The steps are as follows: 

  • Take a 3D array ‘dp’ of dimensions ‘N’ * ‘N’ * ‘N’ and initialize it with -1.
  • Iterate in the loop from 1 to N(say iterator be i):
    • Take a 2d dp ‘dpNew’ of size ‘N’ * ‘N’ and initialize it with -1.
    • Iterate through the loop from N - 1 to 0(say iterator be j):
      • Iterate through the loop from N - 1 to 0(say iterator be k):
        • Update ‘dpNew[j][k]’ equal to ‘dp[j][k]’.
        • If ‘j’ is greater than 0:
          • Update ‘dpNew[j][k]’ equal to maximum of ‘dp[j - 1][k]’, ‘dpNew[j][k]’.

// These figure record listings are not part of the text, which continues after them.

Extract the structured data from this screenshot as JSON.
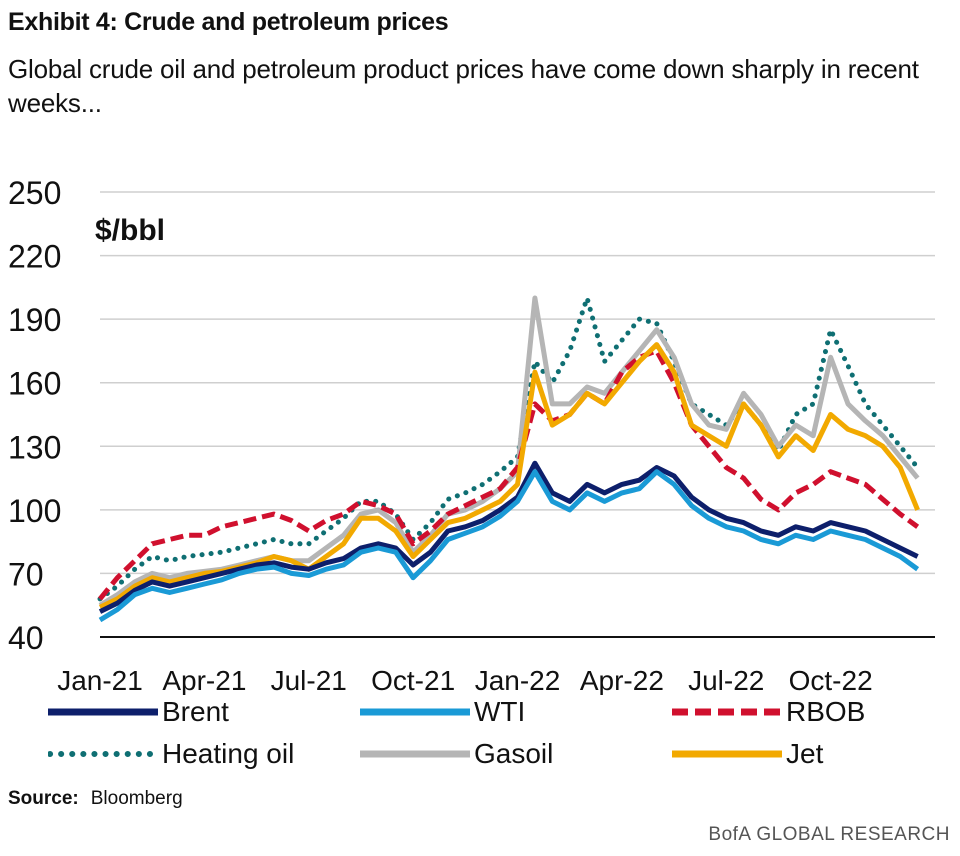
{
  "header": {
    "title": "Exhibit 4: Crude and petroleum prices",
    "subtitle": "Global crude oil and petroleum product prices have come down sharply in recent weeks..."
  },
  "chart_data": {
    "type": "line",
    "ylabel": "$/bbl",
    "ylim": [
      40,
      250
    ],
    "yticks": [
      40,
      70,
      100,
      130,
      160,
      190,
      220,
      250
    ],
    "x_tick_labels": [
      "Jan-21",
      "Apr-21",
      "Jul-21",
      "Oct-21",
      "Jan-22",
      "Apr-22",
      "Jul-22",
      "Oct-22"
    ],
    "x": [
      0,
      0.5,
      1,
      1.5,
      2,
      2.5,
      3,
      3.5,
      4,
      4.5,
      5,
      5.5,
      6,
      6.5,
      7,
      7.5,
      8,
      8.5,
      9,
      9.5,
      10,
      10.5,
      11,
      11.5,
      12,
      12.5,
      13,
      13.5,
      14,
      14.5,
      15,
      15.5,
      16,
      16.5,
      17,
      17.5,
      18,
      18.5,
      19,
      19.5,
      20,
      20.5,
      21,
      21.5,
      22,
      22.5,
      23,
      23.5
    ],
    "series": [
      {
        "name": "Brent",
        "color": "#0d1f6b",
        "style": "solid",
        "values": [
          52,
          56,
          62,
          66,
          64,
          66,
          68,
          70,
          72,
          74,
          75,
          73,
          72,
          75,
          77,
          82,
          84,
          82,
          74,
          80,
          90,
          92,
          95,
          100,
          106,
          122,
          108,
          104,
          112,
          108,
          112,
          114,
          120,
          116,
          106,
          100,
          96,
          94,
          90,
          88,
          92,
          90,
          94,
          92,
          90,
          86,
          82,
          78
        ]
      },
      {
        "name": "WTI",
        "color": "#1a9ad6",
        "style": "solid",
        "values": [
          48,
          53,
          60,
          63,
          61,
          63,
          65,
          67,
          70,
          72,
          73,
          70,
          69,
          72,
          74,
          80,
          82,
          80,
          68,
          76,
          86,
          89,
          92,
          97,
          104,
          118,
          104,
          100,
          108,
          104,
          108,
          110,
          118,
          112,
          102,
          96,
          92,
          90,
          86,
          84,
          88,
          86,
          90,
          88,
          86,
          82,
          78,
          72
        ]
      },
      {
        "name": "RBOB",
        "color": "#d0102e",
        "style": "dashed",
        "values": [
          58,
          68,
          76,
          84,
          86,
          88,
          88,
          92,
          94,
          96,
          98,
          95,
          90,
          95,
          98,
          104,
          102,
          98,
          84,
          90,
          98,
          102,
          106,
          110,
          120,
          150,
          142,
          145,
          155,
          150,
          165,
          172,
          175,
          160,
          140,
          130,
          120,
          115,
          105,
          100,
          108,
          112,
          118,
          115,
          112,
          105,
          98,
          92
        ]
      },
      {
        "name": "Heating oil",
        "color": "#0f6f73",
        "style": "dotted",
        "values": [
          58,
          64,
          72,
          78,
          76,
          78,
          79,
          80,
          82,
          84,
          86,
          84,
          84,
          90,
          96,
          104,
          104,
          98,
          86,
          94,
          105,
          108,
          112,
          118,
          125,
          170,
          160,
          175,
          200,
          170,
          180,
          190,
          188,
          170,
          150,
          145,
          140,
          150,
          140,
          128,
          145,
          150,
          185,
          168,
          150,
          140,
          130,
          120
        ]
      },
      {
        "name": "Gasoil",
        "color": "#b5b5b5",
        "style": "solid",
        "values": [
          55,
          60,
          66,
          70,
          68,
          70,
          71,
          72,
          74,
          76,
          78,
          76,
          76,
          82,
          88,
          98,
          100,
          94,
          80,
          88,
          98,
          100,
          104,
          110,
          118,
          200,
          150,
          150,
          158,
          155,
          165,
          175,
          185,
          172,
          150,
          140,
          138,
          155,
          145,
          130,
          140,
          135,
          172,
          150,
          142,
          135,
          125,
          115
        ]
      },
      {
        "name": "Jet",
        "color": "#f2a900",
        "style": "solid",
        "values": [
          54,
          58,
          64,
          68,
          66,
          68,
          70,
          71,
          73,
          75,
          78,
          76,
          72,
          78,
          84,
          96,
          96,
          90,
          78,
          86,
          94,
          96,
          100,
          104,
          112,
          165,
          140,
          145,
          155,
          150,
          160,
          170,
          178,
          165,
          140,
          135,
          130,
          150,
          140,
          125,
          135,
          128,
          145,
          138,
          135,
          130,
          120,
          100
        ]
      }
    ]
  },
  "legend": {
    "items": [
      "Brent",
      "WTI",
      "RBOB",
      "Heating oil",
      "Gasoil",
      "Jet"
    ]
  },
  "footer": {
    "source_label": "Source:",
    "source_text": "Bloomberg",
    "brand": "BofA GLOBAL RESEARCH"
  }
}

        • If ‘k’ is greater than 0:
          • Update ‘dpNew[j][k]’ equal to maximum of ‘dp[j][k - 1]’, ‘dpNew[j][k]’.
        • If ‘j’ and ‘k’ both are greater than 0:
          • Update ‘dpNew[j][k]’ equal to maximum of ‘dp[j - 1][k - 1]’, ‘dpNew[j][k]’.
        • If dpNew[j][k] is less than 0:
          • Update ‘dpNew[j][k]’ += ‘mat[k][i - k]’.
        • If j is not equal to k:
          • Update ‘dpNew[j][k]’ += ‘mat[j][i - j]’.
    • Update the complete dp array equal to dpNew.
  • Return maximum of ‘dp[N - 1][N - 1]’, 0.